Non pas du tout. C’est un pari, on ne sait pas s’il sera gagnant ou perdant. Sinon, ça fera cher la vidéo. (Rires.)


Comment vous ferez alors ? Un crowdfunding ?
D’un point de vue légal, tu ne peux pas payer l’amende en demandant aux gens de payer, mais c’est vrai que s’il y a vraiment une grosse amende, on ne le présenterait pas comme ça bien sûr, mais on demanderait, à ceux qui veulent participer, de nous aider financièrement à côté. Mais on croise les doigts pour que le procureur soit sage.

Sur votre chaîne, vous faites des pranks dans la rue, des tutos décalés ou des parodies. Celui-là, c’était votre plus gros défi ?
C’est vrai qu’il fallait mettre les couilles sur la table. (Rires.) Avant le match, on n’était pas bien. On a fait tout un début de vidéo, entre fiction et caméra cachée dans la rue. L’arrivée dans le stade, c’est vraiment ce qui clôture la vidéo, donc on avait vraiment peur de ne pas y arriver, parce que tout le travail qui avait été fait tombait à l’eau. Après, une fois que c’est lancé, c’est cool.

Comment marchent vos vidéos ?
On était à 2000 abonnés il y a un an et maintenant on arrive à plus de 100 000. On a fait une grosse année, ça a vraiment bien tourné, c’est cool. Le but, c’est d’accélérer au niveau des vidéos et d’en faire un maximum, au moins une tous les quinze jours. Notre rêve, entre guillemets, c’est de pouvoir en vivre. Début juin, on est passé à 80% à temps partiel à notre boulot (Romain est téléconseiller, Vincent informaticien, ndlr).
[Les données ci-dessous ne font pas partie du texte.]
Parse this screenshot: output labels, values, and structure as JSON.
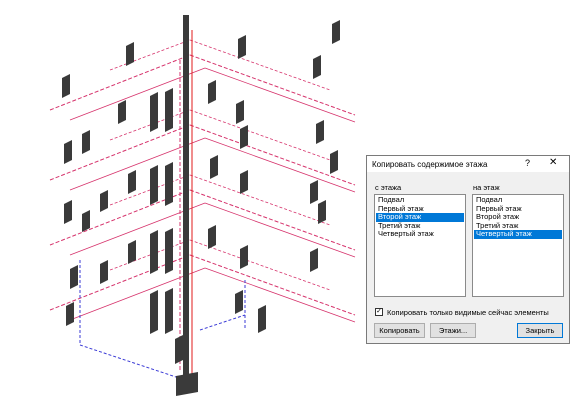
{
  "dialog": {
    "title": "Копировать содержимое этажа",
    "help_glyph": "?",
    "close_glyph": "✕",
    "from_label": "с этажа",
    "to_label": "на этаж",
    "from_floors": [
      "Подвал",
      "Первый этаж",
      "Второй этаж",
      "Третий этаж",
      "Четвертый этаж"
    ],
    "from_selected": "Второй этаж",
    "to_floors": [
      "Подвал",
      "Первый этаж",
      "Второй этаж",
      "Третий этаж",
      "Четвертый этаж"
    ],
    "to_selected": "Четвертый этаж",
    "visible_only_checkbox": {
      "label": "Копировать только видимые сейчас элементы",
      "checked": true
    },
    "copy_button": "Копировать",
    "floors_button": "Этажи...",
    "close_button": "Закрыть"
  },
  "colors": {
    "pipe_supply": "#d6336c",
    "pipe_return": "#3b3bd6",
    "pipe_red": "#e01b1b",
    "radiator": "#3a3a3a",
    "selection": "#0078d7"
  },
  "drawing": {
    "description_icons": [
      "radiator-icon",
      "riser-icon",
      "pipe-icon"
    ]
  }
}
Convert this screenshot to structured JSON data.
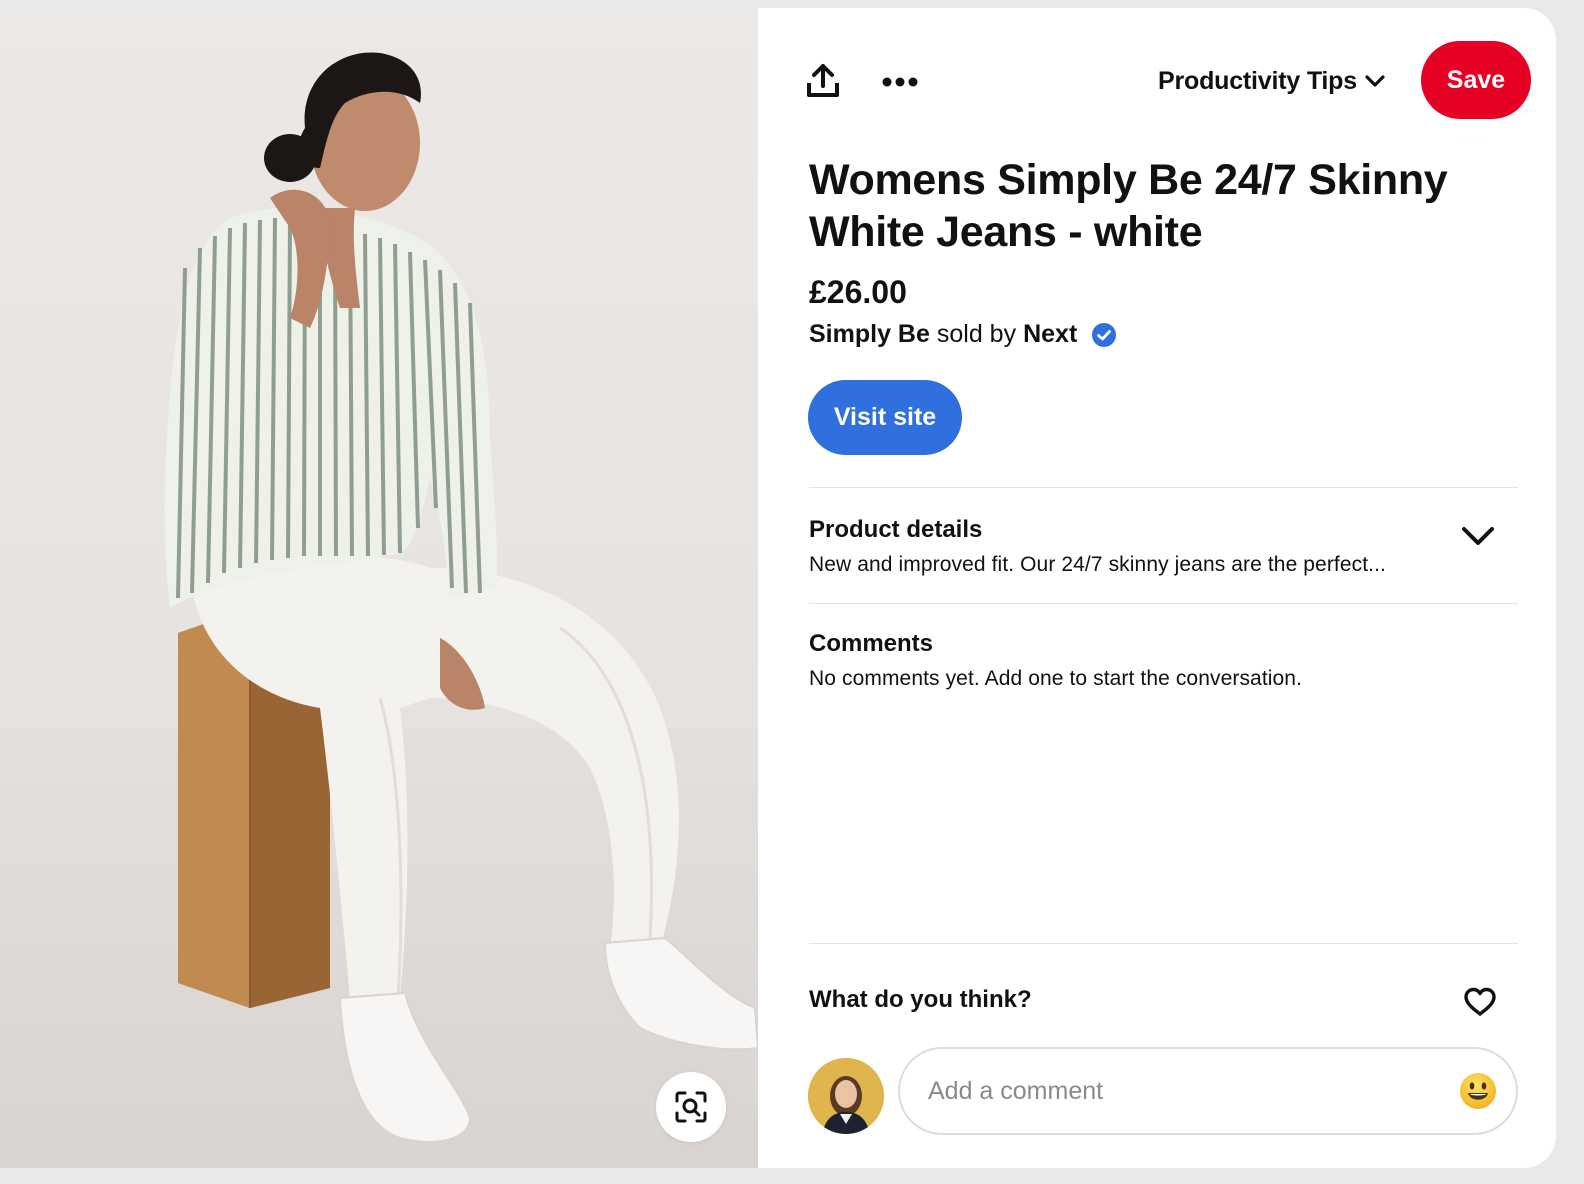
{
  "header": {
    "share_icon": "share-upload-icon",
    "more_icon": "more-dots-icon",
    "board_name": "Productivity Tips",
    "save_label": "Save"
  },
  "pin": {
    "title": "Womens Simply Be 24/7 Skinny White Jeans - white",
    "price": "£26.00",
    "brand": "Simply Be",
    "sold_by_label": "sold by",
    "merchant": "Next",
    "visit_label": "Visit site"
  },
  "details": {
    "heading": "Product details",
    "text": "New and improved fit. Our 24/7 skinny jeans are the perfect..."
  },
  "comments": {
    "heading": "Comments",
    "empty_text": "No comments yet. Add one to start the conversation."
  },
  "feedback": {
    "prompt": "What do you think?",
    "input_placeholder": "Add a comment"
  },
  "colors": {
    "save": "#e60023",
    "visit": "#2f6fde",
    "verified": "#2f6fde"
  }
}
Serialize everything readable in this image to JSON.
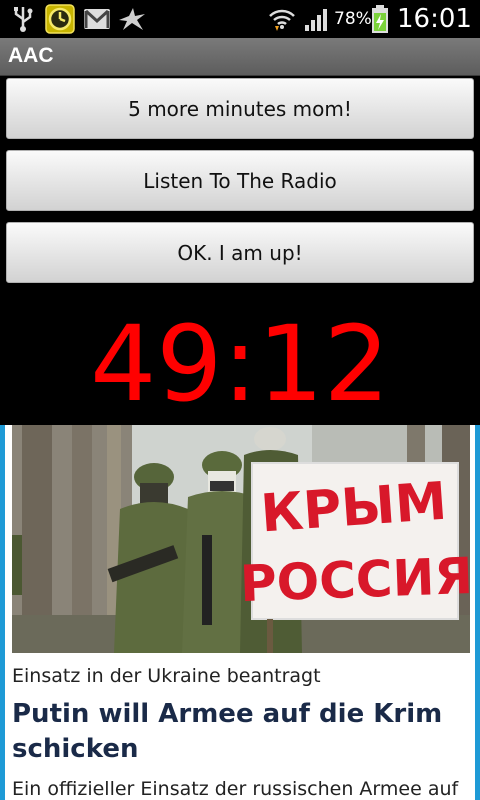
{
  "status_bar": {
    "battery_percent": "78%",
    "time": "16:01",
    "icons": [
      "usb-icon",
      "alarm-clock-icon",
      "gmail-icon",
      "bird-notification-icon",
      "wifi-icon",
      "signal-icon",
      "battery-charging-icon"
    ]
  },
  "app": {
    "title": "AAC"
  },
  "buttons": {
    "snooze_label": "5 more minutes mom!",
    "radio_label": "Listen To The Radio",
    "up_label": "OK. I am up!"
  },
  "timer": {
    "display": "49:12",
    "color": "#ff0000"
  },
  "news": {
    "sign_line1": "КРЫМ",
    "sign_line2": "РОССИЯ",
    "kicker": "Einsatz in der Ukraine beantragt",
    "headline": "Putin will Armee auf die Krim schicken",
    "teaser": "Ein offizieller Einsatz der russischen Armee auf"
  },
  "colors": {
    "accent_border": "#1e9ad6",
    "headline": "#1a2a48"
  }
}
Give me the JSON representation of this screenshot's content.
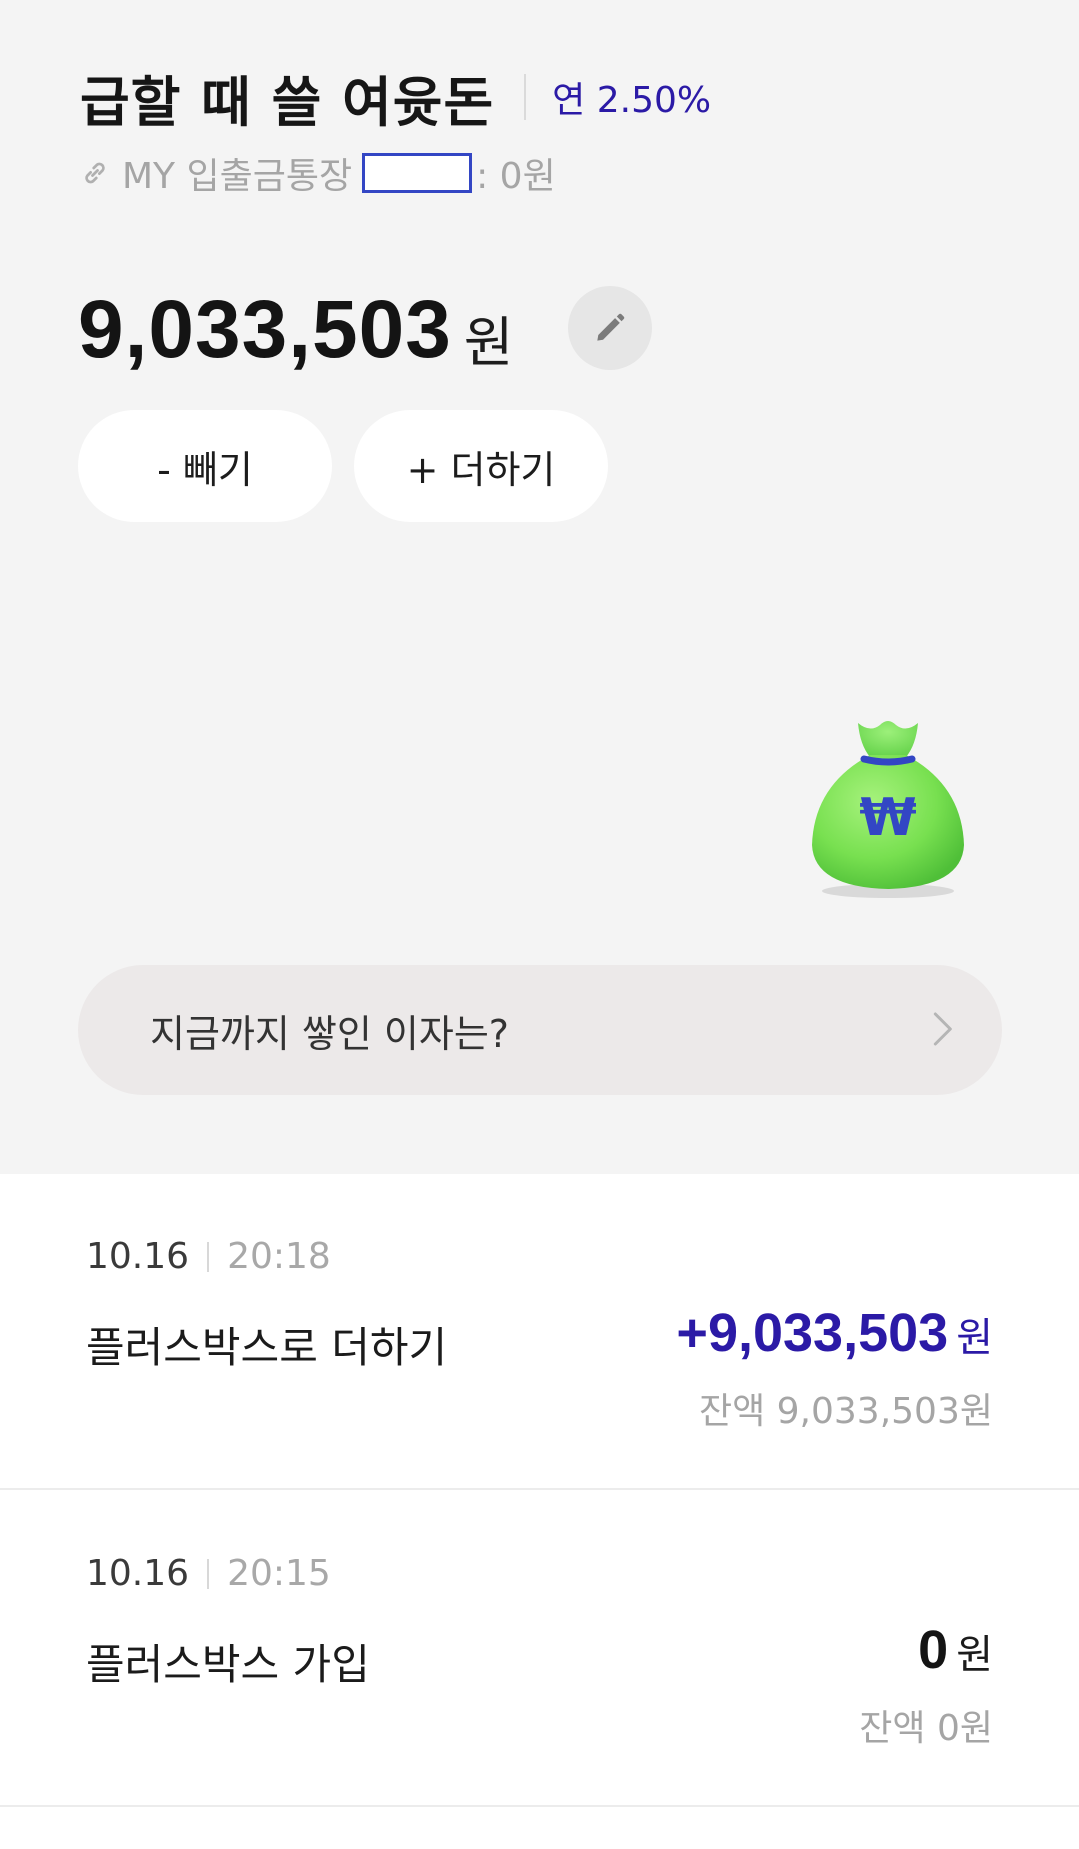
{
  "header": {
    "title": "급할 때 쓸 여윳돈",
    "rate": "연 2.50%"
  },
  "linked_account": {
    "label": "MY 입출금통장",
    "suffix": ": 0원"
  },
  "balance": {
    "amount": "9,033,503",
    "unit": "원"
  },
  "actions": {
    "minus_label": "- 빼기",
    "plus_label": "+ 더하기"
  },
  "interest": {
    "label": "지금까지 쌓인 이자는?"
  },
  "transactions": [
    {
      "date": "10.16",
      "time": "20:18",
      "description": "플러스박스로 더하기",
      "amount": "+9,033,503",
      "unit": "원",
      "balance": "잔액 9,033,503원"
    },
    {
      "date": "10.16",
      "time": "20:15",
      "description": "플러스박스 가입",
      "amount": "0",
      "unit": "원",
      "balance": "잔액 0원"
    }
  ],
  "icons": {
    "link": "link-icon",
    "edit": "pencil-icon",
    "bag": "money-bag-won-icon",
    "chevron": "chevron-right-icon"
  },
  "colors": {
    "accent": "#2b1aa6",
    "bag_green": "#7ee35a",
    "bag_won": "#3346c4"
  }
}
Et pourquoi ce nom « Les Inachevés » ?
Il y a deux raisons. À la base, on est assez fan d’Orelsan et des Casseurs Flowters, et il y a cette chanson qui s’appelle Inachevés. Et aussi, ça nous correspondait très bien, le fait de ne pas être bien fini, ou d'être « fini à la pisse » .

Pour conclure, est-ce qu’on peut dire que vous avez été les meilleurs Rennais samedi ?
(Rires.) Je n’irai pas jusque-là, je suis supporter du Stade. Et puis la fessée contre Paris est souvent inévitable. Mais si on a permis aux supporters du Stade rennais de repartir avec le sourire, c’est déjà une mission réussie.